The catch-22 of slide-22: Pedagogical troubles with conjugate priors
I just went through Corey Chivers’ slides for his introductory lecture on Bayes. It got me thinking about something I’ve been thinking about for a long time: How should non-quantitative biologists be introduced to the technical challenges of normalizing constant problems in Bayesian inference? On slide 22 Corey says that there’s ‘not always a closed form solution possible!!’ for these problems. When I first read this I thought that I’d have a criticism with Corey’s slides, but it turns out that slides 23-56 beautifully addressed any concerns I might have. Nevertheless, I’m going to take this opportunity to get some things off my chest. My question is, should we say ‘not always a closed form solution’ or ‘never a closed form solution’ when teaching this stuff to biologists with a limited quantitative background? Either is certainly better than not mentioning the problem at all I think.

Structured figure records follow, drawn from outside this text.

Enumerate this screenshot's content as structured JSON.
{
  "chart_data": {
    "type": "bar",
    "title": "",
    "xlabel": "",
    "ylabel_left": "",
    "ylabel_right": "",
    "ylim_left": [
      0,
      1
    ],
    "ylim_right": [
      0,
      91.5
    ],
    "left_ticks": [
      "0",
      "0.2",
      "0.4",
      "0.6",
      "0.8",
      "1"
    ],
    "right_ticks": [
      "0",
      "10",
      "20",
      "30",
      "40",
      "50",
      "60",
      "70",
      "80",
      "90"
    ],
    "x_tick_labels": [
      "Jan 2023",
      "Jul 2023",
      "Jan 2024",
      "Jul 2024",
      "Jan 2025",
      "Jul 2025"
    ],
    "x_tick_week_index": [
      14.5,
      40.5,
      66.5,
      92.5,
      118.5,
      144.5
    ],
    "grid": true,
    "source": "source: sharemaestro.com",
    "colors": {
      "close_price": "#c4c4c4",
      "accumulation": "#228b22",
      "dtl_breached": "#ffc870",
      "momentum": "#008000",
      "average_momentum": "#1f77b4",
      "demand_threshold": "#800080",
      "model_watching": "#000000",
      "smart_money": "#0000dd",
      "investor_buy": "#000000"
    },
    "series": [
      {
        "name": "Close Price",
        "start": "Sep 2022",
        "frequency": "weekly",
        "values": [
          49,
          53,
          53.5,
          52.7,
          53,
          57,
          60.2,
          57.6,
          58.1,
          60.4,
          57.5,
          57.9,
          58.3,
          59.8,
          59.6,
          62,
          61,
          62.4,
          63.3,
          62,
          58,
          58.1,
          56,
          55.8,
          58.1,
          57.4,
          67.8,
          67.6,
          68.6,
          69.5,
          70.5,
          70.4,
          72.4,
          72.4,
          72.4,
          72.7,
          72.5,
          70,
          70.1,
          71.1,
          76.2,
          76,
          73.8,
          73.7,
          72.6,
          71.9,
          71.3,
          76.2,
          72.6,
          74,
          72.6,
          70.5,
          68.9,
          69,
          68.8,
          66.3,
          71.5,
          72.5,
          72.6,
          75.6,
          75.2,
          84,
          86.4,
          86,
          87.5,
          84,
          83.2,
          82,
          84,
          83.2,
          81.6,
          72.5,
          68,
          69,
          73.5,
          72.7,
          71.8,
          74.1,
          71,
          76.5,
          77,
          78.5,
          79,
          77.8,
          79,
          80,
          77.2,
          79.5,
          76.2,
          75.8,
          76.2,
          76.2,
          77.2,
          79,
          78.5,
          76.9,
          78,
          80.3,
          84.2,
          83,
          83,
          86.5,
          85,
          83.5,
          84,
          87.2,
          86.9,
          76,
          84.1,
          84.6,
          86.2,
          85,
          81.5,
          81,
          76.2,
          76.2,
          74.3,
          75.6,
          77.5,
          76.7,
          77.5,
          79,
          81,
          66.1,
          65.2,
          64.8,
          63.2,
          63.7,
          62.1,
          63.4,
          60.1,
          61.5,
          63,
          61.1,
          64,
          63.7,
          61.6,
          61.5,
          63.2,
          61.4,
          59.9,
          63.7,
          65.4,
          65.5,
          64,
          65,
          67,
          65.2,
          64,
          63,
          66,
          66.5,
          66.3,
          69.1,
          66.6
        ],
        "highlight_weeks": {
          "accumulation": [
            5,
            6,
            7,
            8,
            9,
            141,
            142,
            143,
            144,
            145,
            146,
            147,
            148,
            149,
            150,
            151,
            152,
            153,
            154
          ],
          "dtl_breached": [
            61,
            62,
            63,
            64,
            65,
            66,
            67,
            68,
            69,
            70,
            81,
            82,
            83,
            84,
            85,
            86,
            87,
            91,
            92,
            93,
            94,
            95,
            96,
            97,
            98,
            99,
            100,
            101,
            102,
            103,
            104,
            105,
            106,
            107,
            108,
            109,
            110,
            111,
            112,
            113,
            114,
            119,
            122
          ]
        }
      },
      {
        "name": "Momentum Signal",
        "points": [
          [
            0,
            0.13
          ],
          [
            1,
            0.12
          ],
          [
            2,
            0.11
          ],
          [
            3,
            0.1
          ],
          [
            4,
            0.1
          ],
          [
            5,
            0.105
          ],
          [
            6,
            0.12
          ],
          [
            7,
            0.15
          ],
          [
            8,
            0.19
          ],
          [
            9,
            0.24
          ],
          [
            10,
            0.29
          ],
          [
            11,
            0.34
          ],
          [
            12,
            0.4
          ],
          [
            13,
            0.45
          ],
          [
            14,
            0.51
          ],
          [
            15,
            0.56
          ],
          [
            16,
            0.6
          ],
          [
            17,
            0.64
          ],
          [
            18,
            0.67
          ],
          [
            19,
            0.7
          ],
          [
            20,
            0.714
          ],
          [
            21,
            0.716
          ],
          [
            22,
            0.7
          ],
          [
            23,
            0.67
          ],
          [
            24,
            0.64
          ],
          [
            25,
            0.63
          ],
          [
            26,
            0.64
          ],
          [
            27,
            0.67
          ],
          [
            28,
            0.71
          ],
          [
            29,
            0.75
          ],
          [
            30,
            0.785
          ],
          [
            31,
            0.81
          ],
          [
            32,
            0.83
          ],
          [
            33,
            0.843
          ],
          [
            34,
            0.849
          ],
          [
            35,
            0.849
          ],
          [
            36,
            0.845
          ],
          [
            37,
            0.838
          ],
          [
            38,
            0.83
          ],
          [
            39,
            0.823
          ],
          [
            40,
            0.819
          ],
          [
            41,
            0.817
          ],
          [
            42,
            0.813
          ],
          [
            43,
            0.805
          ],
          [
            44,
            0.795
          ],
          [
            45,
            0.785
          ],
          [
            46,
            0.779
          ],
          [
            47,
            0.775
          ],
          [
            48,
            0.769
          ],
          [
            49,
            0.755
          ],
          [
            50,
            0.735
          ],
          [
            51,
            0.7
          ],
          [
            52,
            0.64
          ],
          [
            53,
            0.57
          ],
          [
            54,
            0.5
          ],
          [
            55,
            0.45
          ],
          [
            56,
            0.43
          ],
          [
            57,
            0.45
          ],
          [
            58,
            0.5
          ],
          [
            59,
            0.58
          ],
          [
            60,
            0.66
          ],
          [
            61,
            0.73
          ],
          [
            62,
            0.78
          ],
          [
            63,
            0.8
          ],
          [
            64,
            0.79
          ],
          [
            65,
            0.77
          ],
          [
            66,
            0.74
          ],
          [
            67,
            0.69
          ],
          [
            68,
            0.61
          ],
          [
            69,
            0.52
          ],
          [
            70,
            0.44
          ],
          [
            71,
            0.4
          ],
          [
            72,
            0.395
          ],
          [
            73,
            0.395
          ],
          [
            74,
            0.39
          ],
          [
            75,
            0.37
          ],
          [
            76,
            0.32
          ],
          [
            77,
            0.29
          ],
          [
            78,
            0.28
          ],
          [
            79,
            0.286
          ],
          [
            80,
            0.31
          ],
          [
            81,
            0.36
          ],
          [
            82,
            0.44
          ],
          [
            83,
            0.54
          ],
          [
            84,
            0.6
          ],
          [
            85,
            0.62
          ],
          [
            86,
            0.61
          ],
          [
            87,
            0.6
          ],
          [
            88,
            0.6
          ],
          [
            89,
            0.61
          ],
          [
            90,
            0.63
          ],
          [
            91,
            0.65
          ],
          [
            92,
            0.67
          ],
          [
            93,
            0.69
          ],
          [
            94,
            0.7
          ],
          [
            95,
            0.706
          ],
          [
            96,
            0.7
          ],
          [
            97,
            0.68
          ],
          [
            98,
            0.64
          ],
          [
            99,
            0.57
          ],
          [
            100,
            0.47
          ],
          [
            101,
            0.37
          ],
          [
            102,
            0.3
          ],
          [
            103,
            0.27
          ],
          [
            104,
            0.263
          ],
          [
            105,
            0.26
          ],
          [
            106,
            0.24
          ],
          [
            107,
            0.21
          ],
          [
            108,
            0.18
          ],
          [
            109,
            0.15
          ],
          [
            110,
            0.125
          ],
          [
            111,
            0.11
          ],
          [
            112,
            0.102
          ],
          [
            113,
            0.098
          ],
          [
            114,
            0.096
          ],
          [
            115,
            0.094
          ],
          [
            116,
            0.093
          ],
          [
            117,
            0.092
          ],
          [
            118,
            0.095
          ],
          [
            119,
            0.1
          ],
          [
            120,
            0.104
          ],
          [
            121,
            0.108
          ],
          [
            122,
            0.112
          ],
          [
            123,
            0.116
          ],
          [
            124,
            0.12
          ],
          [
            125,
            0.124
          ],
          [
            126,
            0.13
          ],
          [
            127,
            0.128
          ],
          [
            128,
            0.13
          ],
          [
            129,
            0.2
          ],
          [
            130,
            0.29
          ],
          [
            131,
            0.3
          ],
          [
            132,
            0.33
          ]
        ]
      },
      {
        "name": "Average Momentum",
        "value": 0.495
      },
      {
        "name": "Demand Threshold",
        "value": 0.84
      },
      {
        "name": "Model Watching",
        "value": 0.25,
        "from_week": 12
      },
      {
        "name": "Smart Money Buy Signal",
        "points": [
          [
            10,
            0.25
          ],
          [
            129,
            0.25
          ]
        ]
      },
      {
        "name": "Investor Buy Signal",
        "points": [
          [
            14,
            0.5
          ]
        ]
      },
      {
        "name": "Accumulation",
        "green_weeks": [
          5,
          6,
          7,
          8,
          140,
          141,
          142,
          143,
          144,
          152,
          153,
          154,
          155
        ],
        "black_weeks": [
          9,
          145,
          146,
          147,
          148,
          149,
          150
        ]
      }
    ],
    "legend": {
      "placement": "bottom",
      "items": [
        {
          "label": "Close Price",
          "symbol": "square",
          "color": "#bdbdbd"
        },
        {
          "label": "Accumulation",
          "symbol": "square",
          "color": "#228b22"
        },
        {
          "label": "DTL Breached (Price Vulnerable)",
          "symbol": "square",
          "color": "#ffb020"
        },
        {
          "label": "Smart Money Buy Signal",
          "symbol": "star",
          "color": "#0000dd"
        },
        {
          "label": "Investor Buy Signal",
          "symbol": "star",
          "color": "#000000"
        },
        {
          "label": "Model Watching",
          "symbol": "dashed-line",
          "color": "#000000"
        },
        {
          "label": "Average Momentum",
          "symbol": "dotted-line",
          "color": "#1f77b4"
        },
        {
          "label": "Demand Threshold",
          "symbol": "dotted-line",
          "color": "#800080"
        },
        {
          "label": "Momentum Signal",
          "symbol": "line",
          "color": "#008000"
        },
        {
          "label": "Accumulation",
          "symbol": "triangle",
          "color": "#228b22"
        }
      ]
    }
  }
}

My first reaction to slide 22 was…well…ok…sometimes you get conjugacy (which in practical terms basically means you can calculate the posterior distribution in Excel if you want), but usually when this happens the statistical problem is simple enough that using Bayesian methods probably do more to complicate matters than to help — because with reference priors most conjugate models lead to very similar conclusions as standard classical approaches. So the normalizing constant is closed form when its not very useful, but not closed form when it is. In other words…for all practical purposes the normalizing constant is never closed form, not just ‘not always closed form’. Exception: if you actually have prior information to feed into the hyperparameters of the conjugate prior, then the ‘closed form’ thing can be useful — but i never really have any believable and strongly informative prior information in my work…its ecology right? who knows what’s going even if you have data! ;)
The reason why I think this is an important point goes back to when I was first learning this stuff. At that time I found Bayes to be intriguing but didn’t really have the technical skill or philosophical maturity to put it to good use. This naturally led me to using all these conjugate prior methods. I was attracted to the idea that conjugate posteriors could be calculated in Excel. But in the end, to put it bluntly, these conjugate prior methods (on their own) provided me with absolutely zero insight about my data that I wasn’t able to get from classical methods (e.g. OLS, t-tests, ANOVA, GLM, chi-square, bootstrap, permutation test). But since I had some inertia learning the stuff, I kept going with it. As I learnt more Bayes I got progressively more and more frustrated — either the problem was too technically challenging for me, or it was so simple that I didn’t need Bayes. It felt like I was either killing a fly with a gun or flying a fighter jet without a pilot’s license.
But then at some point something clicked. I started to get the technical skills needed to use Bayesian methods in a way that actually provided insight that I don’t think I could have acquired any other way. But since getting to this point, I’ve never used a simple conjugate prior model. They’re just not worth it…may as well do a t-test. There’s one caveat here: understanding conjugacy is often useful for constructing more elaborate (and more useful) Bayesian learning algorithms, but this understanding won’t help you until you’ve already learned tons of other stuff.
The catch-22 (of slide-22) of course is that I probably wouldn’t have made it to this point without first believing that conjugate prior models would actually help me in my research. When someone says, ‘you can get started using this wonderful thing called Bayes after about a week of learning about these things called conjugate priors’, that sounds pretty good. But if someone says, ‘ok start with these useless things called conjugate priors, and then in **SUBSTITUTE EMBARRASSINGLY LONG TIME HERE** you will be doing some really cool stuff’, you may think twice about whether or not Bayes is worth it…especially given how hard biology is in the first place. In a different context, Jeremy Fox puts it well: ‘…R packages haven’t reduced the money, time, or physical effort required to conduct field experiments’.
There’s of course no ‘correct’ way to introduce the technical challenges of Bayes to non-quantitative biologists. As always with pedagogy, it depends on the student. But my point is: ethically, I think teachers of Bayes have a responsibility to make sure our students understand the time investment that may be required before it really pays off. Especially if you’re slow like me.
Who knows if I’ve been better off as a scientist as a result of having gone through all of this learning. On one hand, I have a much much much deeper understanding of statistics in general (not just Bayes) by having learnt Bayes. But on the other hand my natural history knowledge has REALLY suffered and to a lesser extent so has my theoretical ecology knowledge. Don’t get me wrong…I love stats and get loads of satisfaction from my work, but would I have become a better ecologist by not having gone through this whole Bayesian phase? Not sure. I’ve often thought that, like figure skating, PhD’s in ecology would be more interesting as a pairs competition: someone to do the math (or some other technical thing like molecular work) and someone to do the ‘ecology’.
EDIT: Ben Bolker’s got one of the few balanced papers on this topic.